Sous le marteau, 70 horloges de la Renaissance à disperser fin mai.
Sur le papier, un superbe catalogue que les collectionneurs et les amateurs de montres apprécieront et garderont.
En réalité : un coup de projecteur sur l’aube de l’horlogerie européenne.
Et un constat étonnant : ils avaient déjà compris !

••• MERCI, M. PATRIZZI, de nous procurer encore de telles émotions ! On a beau aimer les objets du temps, il y a un monde entre la culture des amateurs de montres contemporaines et celle des collectionneurs d’horloges historiques. Un fossé culturel totalement absurde, mais évident quand on compare les prix des unes et des autres.

Pour Patrizzi & Co, sa nouvelle maison d’enchères, Osvaldo Patrizzi ne s’est pas embarrassé de considérations marketing sur l’existence ou non d’un marché de l’horloge historique. Il rêvait d’une vente de ce type depuis longtemps – sachant que le dernier regroupement de ces horloges datait, en salle des ventes, des années 1860 et il s’agissait d’un ensemble moins important et moins cohérent.

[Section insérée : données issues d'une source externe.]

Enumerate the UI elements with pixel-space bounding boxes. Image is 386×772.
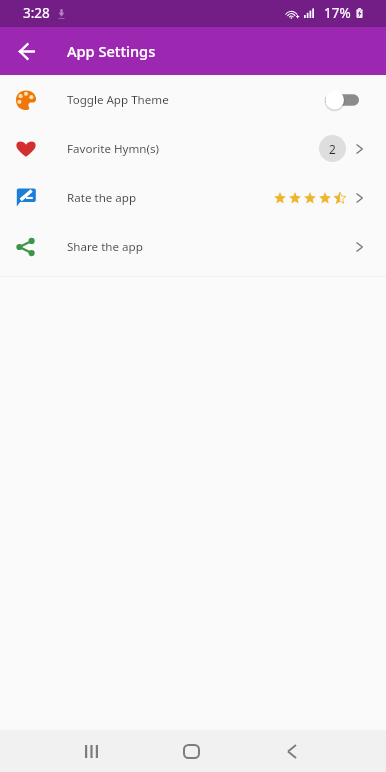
staticText: 17% bbox=[324, 4, 351, 22]
staticText: Favorite Hymn(s) bbox=[67, 141, 159, 157]
button[interactable]: Recent apps bbox=[67, 730, 115, 772]
button[interactable]: Back bbox=[10, 34, 44, 68]
button[interactable]: Favorite Hymn(s) bbox=[0, 124, 386, 173]
button[interactable]: Home bbox=[167, 730, 215, 772]
button[interactable]: Rate the app bbox=[0, 173, 386, 222]
staticText: Toggle App Theme bbox=[67, 92, 169, 108]
staticText: 3:28 bbox=[23, 4, 50, 22]
staticText: Share the app bbox=[67, 239, 143, 255]
button[interactable]: Toggle App Theme bbox=[0, 75, 386, 124]
staticText: 2 bbox=[329, 141, 336, 157]
button[interactable]: Back bbox=[268, 730, 316, 772]
staticText: Rate the app bbox=[67, 190, 137, 206]
button[interactable]: Toggle App Theme bbox=[325, 89, 359, 111]
staticText: App Settings bbox=[67, 41, 156, 61]
button[interactable]: Share the app bbox=[0, 222, 386, 271]
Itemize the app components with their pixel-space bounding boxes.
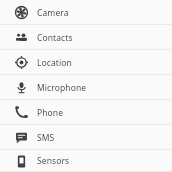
staticText: Microphone: [37, 82, 87, 94]
staticText: Camera: [37, 7, 69, 19]
button[interactable]: Contacts: [0, 25, 172, 50]
staticText: Sensors: [37, 155, 70, 167]
staticText: Phone: [37, 107, 64, 119]
button[interactable]: Microphone: [0, 75, 172, 100]
button[interactable]: SMS: [0, 125, 172, 150]
button[interactable]: Location: [0, 50, 172, 75]
button[interactable]: Sensors: [0, 150, 172, 172]
staticText: SMS: [37, 132, 55, 144]
staticText: Location: [37, 57, 72, 69]
button[interactable]: Camera: [0, 0, 172, 25]
staticText: Contacts: [37, 32, 73, 44]
button[interactable]: Phone: [0, 100, 172, 125]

Le 24 mai prochain, à Milan, il dispersera donc une suite exceptionnelle de 70 horloges de la Renaissance, dont certaines n’ont jamais connu le feu des enchères, toutes étant des pièces uniques ou quasi-uniques presque toujours rarissimes, certaines étant de vraies pièces de musée [lesquels musées ont déjà fait valoir leurs préférences] et d’autres les seuls exemplaires connus.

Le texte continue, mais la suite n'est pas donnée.